While I’m sure it was the uncensored language that attracted me to Mr. Show back in the mid 90s, it was the straight-faced commitment to absurdity that kept me rewatching for the last two decades. Unlike a lot of sketch shows and Mr. Show before it, W/Bob and David avoids most pop culture references, direct parody, and topicality. So in a time where Comedy Central has trained all of us to expect every comedy sketch to begin with contextual introduction from its stars, this behind-the-scenes doc posing as a fifth episode is as close as you’ll get to demystifying the thought process behind some of the best comedy sketches of 2015. With a DVD commentary track unlikely, your Mr. Show plate is not clean until you’ve watched “Episode 5.”
Call Me Lucky
I’ve stated repeatedly that Bobcat Goldthwait could possibly be my favorite director. From films like Shakes the Clown to World’s Greatest Dad, he might have one of the greatest track records of all-time. His movies are uniquely his, mostly in that nobody else would make a movie where a baby gets obliterated with a shotgun, a lady blows a dog, or a teenager strangles himself to death while jerking off. You know? For laughs!
At the very least, almost every Goldthwait film contains a doozy of a shock, and his first documentary is no exception, so by all means go in cold. Call Me Lucky centers on unsung comedian/activist Barry Crimmins, and even though they seemed perfectly fine spoiling the film’s turn while out doing promotion for it last year, I won’t do it here.

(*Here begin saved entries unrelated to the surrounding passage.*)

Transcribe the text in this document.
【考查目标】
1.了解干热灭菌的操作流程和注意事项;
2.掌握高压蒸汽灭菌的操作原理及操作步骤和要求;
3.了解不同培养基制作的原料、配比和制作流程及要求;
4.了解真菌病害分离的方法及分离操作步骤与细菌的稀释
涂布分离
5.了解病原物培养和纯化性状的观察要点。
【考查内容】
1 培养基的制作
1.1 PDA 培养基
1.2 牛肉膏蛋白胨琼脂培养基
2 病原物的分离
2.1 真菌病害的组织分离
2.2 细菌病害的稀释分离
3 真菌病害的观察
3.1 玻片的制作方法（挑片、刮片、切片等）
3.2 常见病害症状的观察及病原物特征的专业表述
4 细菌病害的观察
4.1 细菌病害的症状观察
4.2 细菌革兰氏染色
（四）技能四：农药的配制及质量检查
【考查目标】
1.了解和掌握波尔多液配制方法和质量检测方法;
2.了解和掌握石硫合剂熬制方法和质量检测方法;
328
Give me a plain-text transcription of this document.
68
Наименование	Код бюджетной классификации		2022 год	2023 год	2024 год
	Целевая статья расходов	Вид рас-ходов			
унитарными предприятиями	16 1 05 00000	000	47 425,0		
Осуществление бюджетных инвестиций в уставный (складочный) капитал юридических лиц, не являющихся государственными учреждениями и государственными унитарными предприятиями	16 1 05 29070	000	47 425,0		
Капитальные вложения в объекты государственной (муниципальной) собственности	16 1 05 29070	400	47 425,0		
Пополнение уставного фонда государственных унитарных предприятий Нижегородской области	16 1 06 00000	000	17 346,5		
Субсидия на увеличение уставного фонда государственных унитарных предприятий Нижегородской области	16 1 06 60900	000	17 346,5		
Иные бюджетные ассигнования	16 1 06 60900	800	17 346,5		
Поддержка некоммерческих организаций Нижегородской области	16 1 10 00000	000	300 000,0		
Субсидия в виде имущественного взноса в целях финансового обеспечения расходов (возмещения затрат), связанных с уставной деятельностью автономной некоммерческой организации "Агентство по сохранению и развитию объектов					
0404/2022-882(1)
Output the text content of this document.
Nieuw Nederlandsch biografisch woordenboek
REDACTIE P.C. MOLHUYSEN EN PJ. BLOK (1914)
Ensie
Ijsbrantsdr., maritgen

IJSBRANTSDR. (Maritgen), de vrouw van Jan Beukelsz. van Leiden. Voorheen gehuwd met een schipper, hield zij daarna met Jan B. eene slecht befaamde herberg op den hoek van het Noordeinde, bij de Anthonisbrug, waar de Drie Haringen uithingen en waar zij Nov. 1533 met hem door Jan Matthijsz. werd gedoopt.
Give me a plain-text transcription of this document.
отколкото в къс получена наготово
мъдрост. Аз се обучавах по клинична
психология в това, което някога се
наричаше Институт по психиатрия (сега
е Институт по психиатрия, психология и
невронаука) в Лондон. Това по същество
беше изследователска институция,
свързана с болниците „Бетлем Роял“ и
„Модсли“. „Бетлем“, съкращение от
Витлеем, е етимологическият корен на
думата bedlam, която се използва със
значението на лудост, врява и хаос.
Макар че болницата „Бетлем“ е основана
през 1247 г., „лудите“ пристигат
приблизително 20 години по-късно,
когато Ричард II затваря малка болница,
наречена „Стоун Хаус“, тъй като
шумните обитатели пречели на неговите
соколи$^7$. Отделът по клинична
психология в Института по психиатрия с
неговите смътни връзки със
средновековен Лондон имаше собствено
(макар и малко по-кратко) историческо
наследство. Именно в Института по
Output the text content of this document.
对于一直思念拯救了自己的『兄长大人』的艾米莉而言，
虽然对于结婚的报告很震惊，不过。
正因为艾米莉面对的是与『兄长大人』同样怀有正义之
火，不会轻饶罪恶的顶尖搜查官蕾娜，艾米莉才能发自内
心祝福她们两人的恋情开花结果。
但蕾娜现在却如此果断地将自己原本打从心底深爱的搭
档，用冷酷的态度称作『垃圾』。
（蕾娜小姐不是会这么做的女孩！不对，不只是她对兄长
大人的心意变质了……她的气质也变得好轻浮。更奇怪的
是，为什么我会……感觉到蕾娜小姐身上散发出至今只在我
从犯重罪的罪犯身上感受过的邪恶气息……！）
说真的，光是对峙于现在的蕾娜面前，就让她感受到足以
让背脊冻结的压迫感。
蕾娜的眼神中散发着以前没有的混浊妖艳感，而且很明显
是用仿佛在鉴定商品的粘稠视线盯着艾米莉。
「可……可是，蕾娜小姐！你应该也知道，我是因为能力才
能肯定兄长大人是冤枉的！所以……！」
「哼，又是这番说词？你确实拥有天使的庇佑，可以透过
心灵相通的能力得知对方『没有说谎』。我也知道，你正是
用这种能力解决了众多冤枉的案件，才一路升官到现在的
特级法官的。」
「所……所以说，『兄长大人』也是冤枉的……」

The surprise in question is by no means a happy one, but it’s one everybody should probably see for themselves. Let me just say Crimmins went from telling dick jokes in Boston to dedicating his time to redefining many of the laws that protect you and yours today. Call Me Lucky is more than just one of the prettiest and most polished documentaries made last year… it’s one of the best movies of 2015 period.
What you’re about to witness is the most I have ever written about sports on Laser Time. I’m not a fan of spectating balls of any kind outside of pornography, but damned if I can’t get wrapped up in a well told tale of sports drama. Immediately after WWE Network’s Monday Night Wars docu-series concluded, ESPN’s 30 for 30 swooped in to save my interest in sporting documentaries, and almost all these stories are unbelievably watchable. Chasing Tyson is the best of that bunch, since it’s easy for a non-sports fan to follow. It definitely helps that most boxing superstars’ entire careers only amount to a handful of hours in the ring per decade (compare that to the dozens to hundreds of hours players spend on fields and in arenas for team sports).
That’s not to take away from what Evander Holyfield did with his stellar career while the boxing world disrespected the legend. Heck, the documentary about him doesn’t even bear his name! It would be tragic if “The Real Deal” seemed to care at all, but Holyfield remains humble and smiles through it all. Chasing Tyson follows Evander Holyfield through his plight of being the most decorated (yet least revered) heavyweight champion of our time. No matter how many belts he won or opponents he bested, the public always claimed there was one man he needed to beat; “Iron” Mike Tyson. Through a bizarre set series of events, Tyson and his camp denied Holyfield a fight for almost a decade. Worse, even in defeat, Tyson still denied him a satisfying victory. It would be downright Shakespearean if Holyfield wasn’t still a millionaire and seemed to give an absolute shit.